Acórdão nº 00007/19.4BCPRT de Tribunal Central Administrativo Norte, 08 de Abril de 2022

Magistrado ResponsávelRicardo de Oliveira e Sousa
Data da Resolução08 de Abril de 2022
EmissorTribunal Central Administrativo Norte

Acordam, em conferência, os Juízes Desembargadores da Secção de Contencioso Administrativo do Tribunal Central Administrativo Norte:* * I – RELATÓRIO O CENTRO HOSPITALAR (...), E.P.E, com os sinais dos autos, vem deduzir contra MR.

, S.A., CO.

, S.A., TO.

, S.A. e MC-, S.A., a presente IMPUGNAÇÃO ANULATÓRIA “(…) DE ACÓRDÃO ARBITRAL, proferido a 11 de março de 2019 no âmbito de arbitragem ad hoc MR., S.A., MC-s, S.A., CO., S.A. e TO., S.A. Vs, CENTRO HOSPITALAR (...), S.A., sediada no Instituto de Arbitragem Comercial da Associação Comercial do Porto (…)”, que condenou o Autor a pagar às Rés “(…) a quantia de EUR 4.784.467,22 (quatro milhões setecentos e oitenta e quatro mil, quatrocentos e sessenta e sete euros e vinte e dois cêntimos) referente a sobrecustos (…)”, peticionando o provimento do presente meio processual por forma a ser o dito acórdão arbitral parcialmente anulado “(…) nas partes em que este condenou o aqui Autor a pagar às aqui Rés: a) os sobrecustos do Subempreiteiro no valor de EUR 823.691,00; b) os sobrecustos de mão de obra indireta, instalações, equipamentos seguros e garantias relativos às prorrogações de prazo que constam dos PT 9.5 e 9.6, no valor de EUR 387.978,96; e c) os sobrecustos de estrutura central relativos às prorrogações de prazo que constam dos PT 9.5 e 9.6, no valor de EUR 340,180,90 (…)”.

Fundamenta tais pretensões jurisdicionais, brevitatis causae, no entendimento de que o acórdão arbitral (i) “(...) ultrapassou o âmbito da convenção de arbitragem, pelo que deve ser anulado, na parte em que condenou o aqui Autor a pagar o montante correspondente aos sobrecustos reclamados pelo Subempreiteiro EP. (…)”, bem como (ii) “(…) conheceu de uma questão de que não podia conhecer e condenou o aqui Autor em objecto diverso do que foi pedido (…)”.

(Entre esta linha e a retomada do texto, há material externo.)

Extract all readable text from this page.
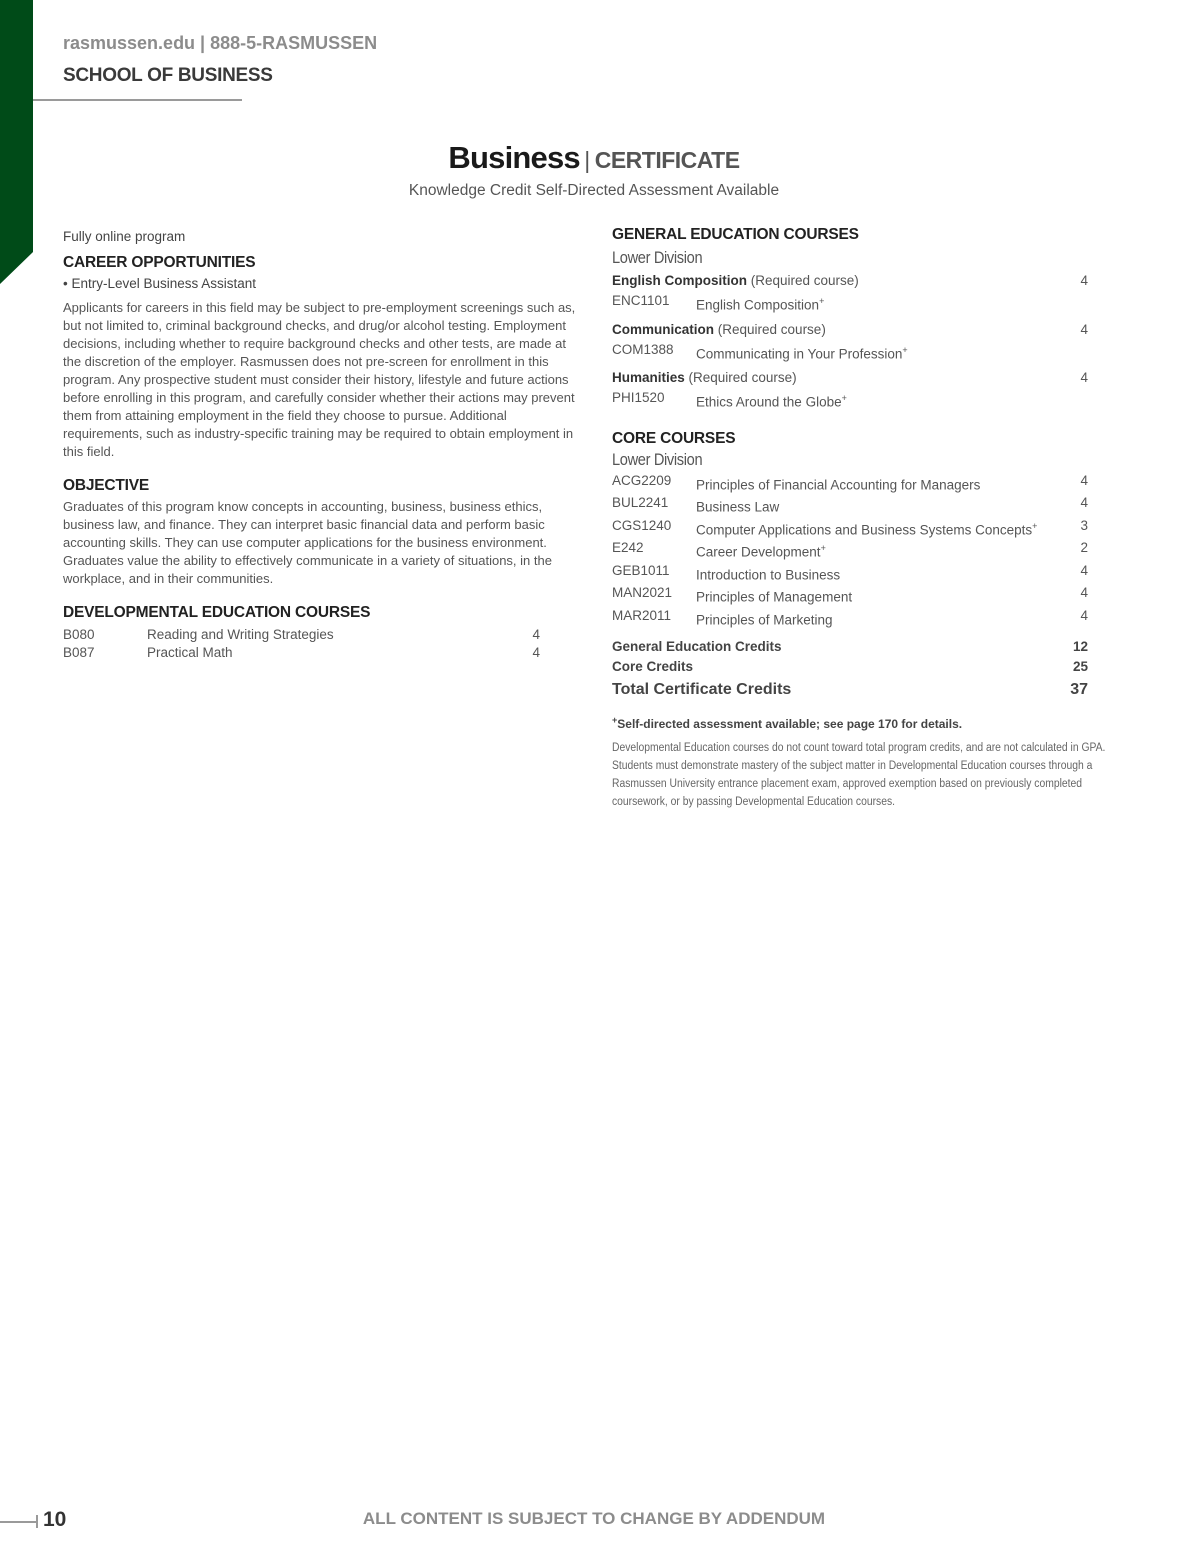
rasmussen.edu | 888-5-RASMUSSEN
SCHOOL OF BUSINESS
Business | CERTIFICATE
Knowledge Credit Self-Directed Assessment Available
Fully online program
CAREER OPPORTUNITIES
• Entry-Level Business Assistant
Applicants for careers in this field may be subject to pre-employment screenings such as, but not limited to, criminal background checks, and drug/or alcohol testing. Employment decisions, including whether to require background checks and other tests, are made at the discretion of the employer. Rasmussen does not pre-screen for enrollment in this program. Any prospective student must consider their history, lifestyle and future actions before enrolling in this program, and carefully consider whether their actions may prevent them from attaining employment in the field they choose to pursue. Additional requirements, such as industry-specific training may be required to obtain employment in this field.
OBJECTIVE
Graduates of this program know concepts in accounting, business, business ethics, business law, and finance. They can interpret basic financial data and perform basic accounting skills. They can use computer applications for the business environment. Graduates value the ability to effectively communicate in a variety of situations, in the workplace, and in their communities.
DEVELOPMENTAL EDUCATION COURSES
B080	Reading and Writing Strategies	4
B087	Practical Math	4
GENERAL EDUCATION COURSES
Lower Division
English Composition (Required course)	4
ENC1101	English Composition+
Communication (Required course)	4
COM1388	Communicating in Your Profession+
Humanities (Required course)	4
PHI1520	Ethics Around the Globe+
CORE COURSES
Lower Division
ACG2209	Principles of Financial Accounting for Managers	4
BUL2241	Business Law	4
CGS1240	Computer Applications and Business Systems Concepts+	3
E242	Career Development+	2
GEB1011	Introduction to Business	4
MAN2021	Principles of Management	4
MAR2011	Principles of Marketing	4
General Education Credits	12
Core Credits	25
Total Certificate Credits	37
+Self-directed assessment available; see page 170 for details.
Developmental Education courses do not count toward total program credits, and are not calculated in GPA. Students must demonstrate mastery of the subject matter in Developmental Education courses through a Rasmussen University entrance placement exam, approved exemption based on previously completed coursework, or by passing Developmental Education courses.
10	ALL CONTENT IS SUBJECT TO CHANGE BY ADDENDUM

* Regularmente citadas, as Rés contestaram, em tempo, tendo suscitado matéria excetiva e pugnado pela improcedência da presente ação.

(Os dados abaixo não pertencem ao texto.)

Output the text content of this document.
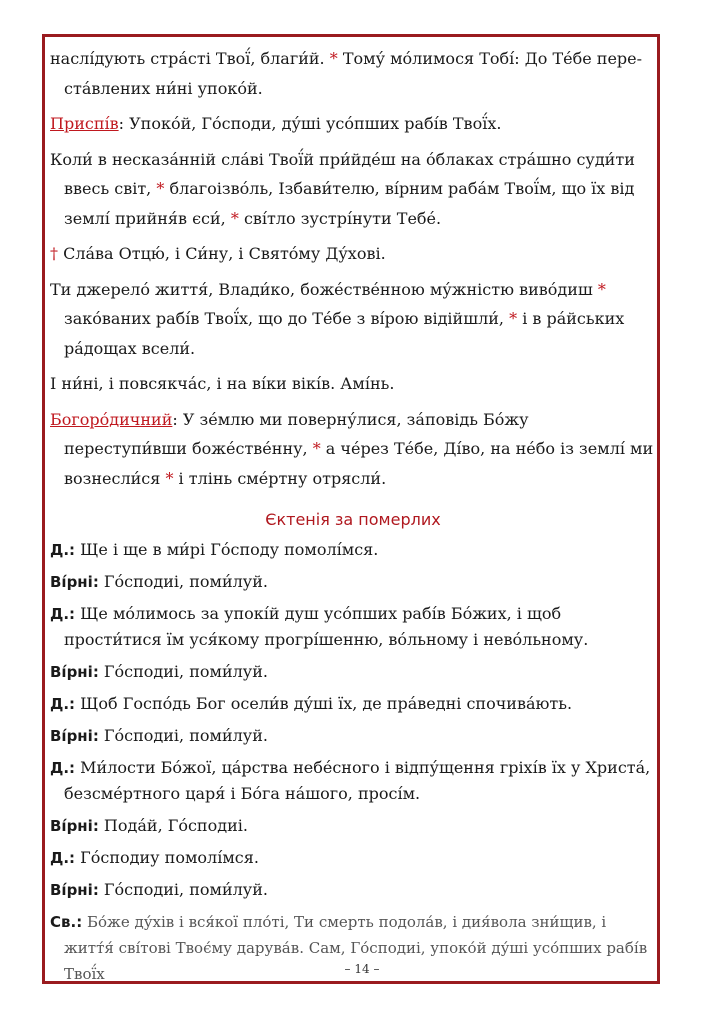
наслі́дують стра́сті Твої́, благи́й. * Тому́ мо́лимося Тобі́: До Те́бе пере- ста́влених ни́ні упоко́й.

Приспі́в: Упоко́й, Го́споди, ду́ші усо́пших рабі́в Твої́х.

Коли́ в несказа́нній сла́ві Твої́й при́йде́ш на о́блаках стра́шно суди́ти ввесь світ, * благоізво́ль, Ізбави́телю, ві́рним раба́м Твої́м, що їх від землі́ прийня́в єси́, * сві́тло зустрі́нути Тебе́.

† Сла́ва Отцю́, і Си́ну, і Свято́му Ду́хові.

Ти джерело́ життя́, Влади́ко, боже́стве́нною му́жністю виво́диш * зако́ваних рабі́в Твої́х, що до Те́бе з ві́рою відійшли́, * і в ра́йських ра́дощах всели́.

І ни́ні, і повсякча́с, і на ві́ки вікі́в. Амі́нь.

Богоро́дичний: У зе́млю ми поверну́лися, за́повідь Бо́жу переступи́вши боже́стве́нну, * а че́рез Те́бе, Ді́во, на не́бо із землі́ ми вознесли́ся * і тлінь сме́ртну отрясли́.

Єктенія за померлих

Д.: Ще і ще в ми́рі Го́споду помолі́мся.

Ві́рні: Го́сподиі, поми́луй.

Д.: Ще мо́лимось за упокі́й душ усо́пших рабі́в Бо́жих, і щоб прости́тися їм уся́кому прогрі́шенню, во́льному і нево́льному.

Ві́рні: Го́сподиі, поми́луй.

Д.: Щоб Госпо́дь Бог осели́в ду́ші їх, де пра́ведні спочива́ють.

Ві́рні: Го́сподиі, поми́луй.

Д.: Ми́лости Бо́жої, ца́рства небе́сного і відпу́щення гріхі́в їх у Христа́, безсме́ртного царя́ і Бо́га на́шого, просі́м.

Ві́рні: Пода́й, Го́сподиі.

Д.: Го́сподиу помолі́мся.

Ві́рні: Го́сподиі, поми́луй.

Св.: Бо́же ду́хів і вся́кої пло́ті, Ти смерть подола́в, і дия́вола зни́щив, і житт́я́ сві́тові Твоє́му дарува́в. Сам, Го́сподиі, упоко́й ду́ші усо́пших рабі́в Твої́х	– 14 –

* O Autor respondeu à suscitada matéria excetiva, tendo concluído pela improcedência da mesma.

*O/A Digno[a] Magistrado[a] do Ministério Público junto deste Tribunal Superior silenciou quanto ao propósito a que se alude no nº.1 do artigo 146º do C.P.T.A.

* Com dispensa de vistos prévios, cumpre, pois, apreciar e decidir, já que nada a tal obsta.

De facto, examinando a factualidade invocada pelas partes e relevante para decisão do pedido formulado pelo Autor, a argumentação jurídica esgrimida por ambas as partes, e ainda o acervo documental que já se encontra junto aos autos, impera concluir que estes autos permitem conhecer imediatamente do mérito da causa, com apreciação total das pretensões expostas pelo Autor, revelando-se desnecessária a produção de qualquer prova adicional.

* *II – DA MATÉRIA EXCETIVA Na contestação inserta a fls. 1527 e seguintes dos autos [suporte digital], as Rés invocam, a título excetivo, a (i) “inclusão no objeto do litígio do pedido dos sobrecustos associados aos PT 9.5. e 9.6”; (ii) o “abuso do direito e enriquecimento sem causa”; (iii) a existência de um “recurso camuflado” na presente ação; (iv) a “renúncia e/ou preclusão” do direito do Autor a impugnar o acórdão arbitral; e (v) a “inadmissibilidade de anulação parcial” do acórdão arbitral.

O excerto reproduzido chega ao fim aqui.